Hello everyone. I am new to this forum, and stamps for that matter, and need help with a recent purchase. I bought a load of stuff from a very wealthy estate. These pages were included. It looks like they are valuable, if real. Does anyone here have any thoughts? All help is greatly appreciated. I did look at these with a loupe, as I would with baseball cards, and found no dot matrix. I'm not sure if that is a tell tale sign, but it works for vintage cards. Thanks for any help that may come my way!
Since I know nothing about "locals" I will tread lightly in the hopes someone else chimes in.
I did read that US locals were produced in 1842-1860 and that reprints & forgeries are rife. Also that used may have a better chance at being real than unused. And that the very early produced reprints & forgeries can have some value.
These do not look very old as in all modern perfect reprints.
Not all are locals, there are two postmaster's provisionals on the first page from Providence R.I. However the odds on any of these being genuine rather than reprints is very small. A few like the Boyds on the second page might be genuine, unused examples of some of them are very common.
I believe these are all reprints/facsimiles due to the condition and vividness of the colors...I don't mean to rain on your parade but that could be the case.

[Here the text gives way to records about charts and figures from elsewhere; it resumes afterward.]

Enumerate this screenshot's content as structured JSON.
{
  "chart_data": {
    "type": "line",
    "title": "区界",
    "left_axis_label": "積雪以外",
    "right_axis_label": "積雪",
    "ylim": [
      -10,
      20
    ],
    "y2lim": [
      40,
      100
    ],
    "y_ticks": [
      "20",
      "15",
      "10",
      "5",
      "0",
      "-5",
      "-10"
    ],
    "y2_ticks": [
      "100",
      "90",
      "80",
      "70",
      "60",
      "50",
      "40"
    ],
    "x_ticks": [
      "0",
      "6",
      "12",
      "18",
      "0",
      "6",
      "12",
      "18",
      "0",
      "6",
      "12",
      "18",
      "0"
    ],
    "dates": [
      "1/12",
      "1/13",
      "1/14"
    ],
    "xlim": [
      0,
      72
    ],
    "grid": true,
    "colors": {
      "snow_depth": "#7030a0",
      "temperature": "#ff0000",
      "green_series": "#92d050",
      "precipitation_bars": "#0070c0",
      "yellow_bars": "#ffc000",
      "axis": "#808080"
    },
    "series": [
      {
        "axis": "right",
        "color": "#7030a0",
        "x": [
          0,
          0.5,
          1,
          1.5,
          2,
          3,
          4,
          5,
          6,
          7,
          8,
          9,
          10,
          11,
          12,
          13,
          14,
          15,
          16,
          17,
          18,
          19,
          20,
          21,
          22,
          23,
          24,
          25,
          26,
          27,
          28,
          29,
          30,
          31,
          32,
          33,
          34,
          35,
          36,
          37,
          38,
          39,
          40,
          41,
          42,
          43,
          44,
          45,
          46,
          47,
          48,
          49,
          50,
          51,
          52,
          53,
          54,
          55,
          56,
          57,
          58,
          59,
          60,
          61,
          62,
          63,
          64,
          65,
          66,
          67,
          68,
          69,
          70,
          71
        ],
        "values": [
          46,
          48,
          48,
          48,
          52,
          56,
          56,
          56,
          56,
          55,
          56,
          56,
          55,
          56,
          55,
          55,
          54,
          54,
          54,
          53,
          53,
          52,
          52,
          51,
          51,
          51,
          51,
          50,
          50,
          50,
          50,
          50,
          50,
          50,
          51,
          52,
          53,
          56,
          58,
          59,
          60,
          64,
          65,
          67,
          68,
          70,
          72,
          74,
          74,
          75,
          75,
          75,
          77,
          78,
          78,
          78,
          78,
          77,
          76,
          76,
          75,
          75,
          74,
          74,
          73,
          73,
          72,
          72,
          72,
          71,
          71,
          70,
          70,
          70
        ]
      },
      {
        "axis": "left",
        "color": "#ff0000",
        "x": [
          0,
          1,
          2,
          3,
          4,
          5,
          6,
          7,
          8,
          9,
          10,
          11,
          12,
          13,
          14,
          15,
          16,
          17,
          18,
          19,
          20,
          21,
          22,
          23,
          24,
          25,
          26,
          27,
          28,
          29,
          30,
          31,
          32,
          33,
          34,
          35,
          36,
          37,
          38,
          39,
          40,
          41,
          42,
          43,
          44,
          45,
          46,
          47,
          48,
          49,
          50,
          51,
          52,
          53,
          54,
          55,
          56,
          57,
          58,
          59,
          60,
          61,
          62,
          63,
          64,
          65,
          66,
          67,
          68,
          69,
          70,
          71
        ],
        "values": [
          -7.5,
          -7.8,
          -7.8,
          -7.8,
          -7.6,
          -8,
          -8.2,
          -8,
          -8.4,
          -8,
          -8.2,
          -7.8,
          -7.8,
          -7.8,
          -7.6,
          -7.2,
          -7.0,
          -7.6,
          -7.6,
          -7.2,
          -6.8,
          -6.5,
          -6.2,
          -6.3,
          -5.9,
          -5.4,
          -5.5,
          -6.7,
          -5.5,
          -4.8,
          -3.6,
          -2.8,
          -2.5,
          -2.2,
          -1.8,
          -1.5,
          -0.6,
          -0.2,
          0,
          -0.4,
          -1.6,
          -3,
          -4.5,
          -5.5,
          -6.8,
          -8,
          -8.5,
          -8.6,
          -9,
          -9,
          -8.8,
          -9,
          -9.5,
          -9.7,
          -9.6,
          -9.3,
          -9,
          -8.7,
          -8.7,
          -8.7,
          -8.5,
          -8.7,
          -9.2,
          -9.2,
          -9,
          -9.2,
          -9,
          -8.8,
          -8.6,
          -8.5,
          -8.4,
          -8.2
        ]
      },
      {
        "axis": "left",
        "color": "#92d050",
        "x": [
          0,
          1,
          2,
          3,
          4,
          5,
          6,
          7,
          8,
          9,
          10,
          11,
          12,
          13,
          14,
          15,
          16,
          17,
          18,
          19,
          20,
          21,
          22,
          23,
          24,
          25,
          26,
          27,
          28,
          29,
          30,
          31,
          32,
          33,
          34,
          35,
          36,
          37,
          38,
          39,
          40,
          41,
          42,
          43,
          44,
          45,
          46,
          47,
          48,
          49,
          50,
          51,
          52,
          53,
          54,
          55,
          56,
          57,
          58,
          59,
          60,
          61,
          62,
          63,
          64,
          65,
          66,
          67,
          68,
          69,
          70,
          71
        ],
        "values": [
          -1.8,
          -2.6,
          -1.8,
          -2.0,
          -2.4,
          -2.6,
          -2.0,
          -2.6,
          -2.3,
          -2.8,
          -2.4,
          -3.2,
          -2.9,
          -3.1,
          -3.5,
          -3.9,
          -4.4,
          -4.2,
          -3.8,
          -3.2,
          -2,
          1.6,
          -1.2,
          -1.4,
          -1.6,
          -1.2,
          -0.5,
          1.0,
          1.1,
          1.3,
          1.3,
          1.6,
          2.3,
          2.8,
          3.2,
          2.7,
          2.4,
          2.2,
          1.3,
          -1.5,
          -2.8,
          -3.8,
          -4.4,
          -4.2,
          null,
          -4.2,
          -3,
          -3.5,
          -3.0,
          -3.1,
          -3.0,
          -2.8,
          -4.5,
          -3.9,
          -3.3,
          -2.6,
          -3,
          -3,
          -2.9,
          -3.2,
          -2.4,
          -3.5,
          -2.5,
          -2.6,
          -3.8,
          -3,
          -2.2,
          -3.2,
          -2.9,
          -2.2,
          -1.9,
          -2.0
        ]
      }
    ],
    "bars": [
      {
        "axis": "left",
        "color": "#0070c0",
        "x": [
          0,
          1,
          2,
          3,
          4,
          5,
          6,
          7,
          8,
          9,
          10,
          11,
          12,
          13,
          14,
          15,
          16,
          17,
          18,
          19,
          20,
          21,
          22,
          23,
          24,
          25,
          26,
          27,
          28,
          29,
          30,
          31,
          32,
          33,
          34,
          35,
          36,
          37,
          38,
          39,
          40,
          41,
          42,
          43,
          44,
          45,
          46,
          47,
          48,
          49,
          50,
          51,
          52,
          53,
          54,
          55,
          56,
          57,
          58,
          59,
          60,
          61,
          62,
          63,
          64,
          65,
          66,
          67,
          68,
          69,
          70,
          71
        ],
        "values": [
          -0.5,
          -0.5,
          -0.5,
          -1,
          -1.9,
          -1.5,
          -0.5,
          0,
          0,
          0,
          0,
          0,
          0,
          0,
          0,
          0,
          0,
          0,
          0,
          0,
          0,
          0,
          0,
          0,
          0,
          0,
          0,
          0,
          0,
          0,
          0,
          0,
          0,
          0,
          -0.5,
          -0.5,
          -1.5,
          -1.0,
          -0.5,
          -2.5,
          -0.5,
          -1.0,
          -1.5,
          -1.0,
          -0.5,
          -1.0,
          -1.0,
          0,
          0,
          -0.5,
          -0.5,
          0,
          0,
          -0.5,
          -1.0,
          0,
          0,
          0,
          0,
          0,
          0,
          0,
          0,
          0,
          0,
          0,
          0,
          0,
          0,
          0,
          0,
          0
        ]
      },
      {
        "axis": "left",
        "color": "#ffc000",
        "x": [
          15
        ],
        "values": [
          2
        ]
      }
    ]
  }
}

Yeah, the ink and paper colors on many look too saturated.
U.S. locals is an absolute minefield of reprints and forgeries. In some cases individual stamps were reprinted and/or faked by numerous different entities on different occasions, many of them contemporaneously, so age is not a determiner of authenticity. When determining value, it's not just whether an item is a reprint or fake, but WHICH reprint or fake it is...
The minute details of determining legit from non are staggering. I purchased the 3-volume "The Identifier for Carriers, Locals, Fakes, Forgeries and Bogus Posts of the US" by Larry Lyons (1998), and the level of scrutiny and number of details made my head explode.
It is NOT a field for casual or cursory collecting (think Persia on steroids) unless you want to be content with collecting everything as reprints and paying as such.
Seriously... the level of detail and analysis required scares the hell out of me.
It is hard to tell for sure without a larger scan, but the vast majority appear to be S. Allen Taylor fakes (counterfeit printings of real carrier and local post stamps, confederate postmaster provisionals, and sanitary fair stamps) and bogus issues (fantasy stamps that do not imitate a genuine stamp). The S. Allen Taylor fakes and bogus stamps were printed in the early days of stamp collecting in the late 1800s, and are collectible. They would probably bring around $3 per stamp in a bulk lot, some scarcer color / paper varieties could sell for more individually.
Most look like reprints, but they are very collectable. Go to the carriers & locals web page to find out more. You can even download pages for an album.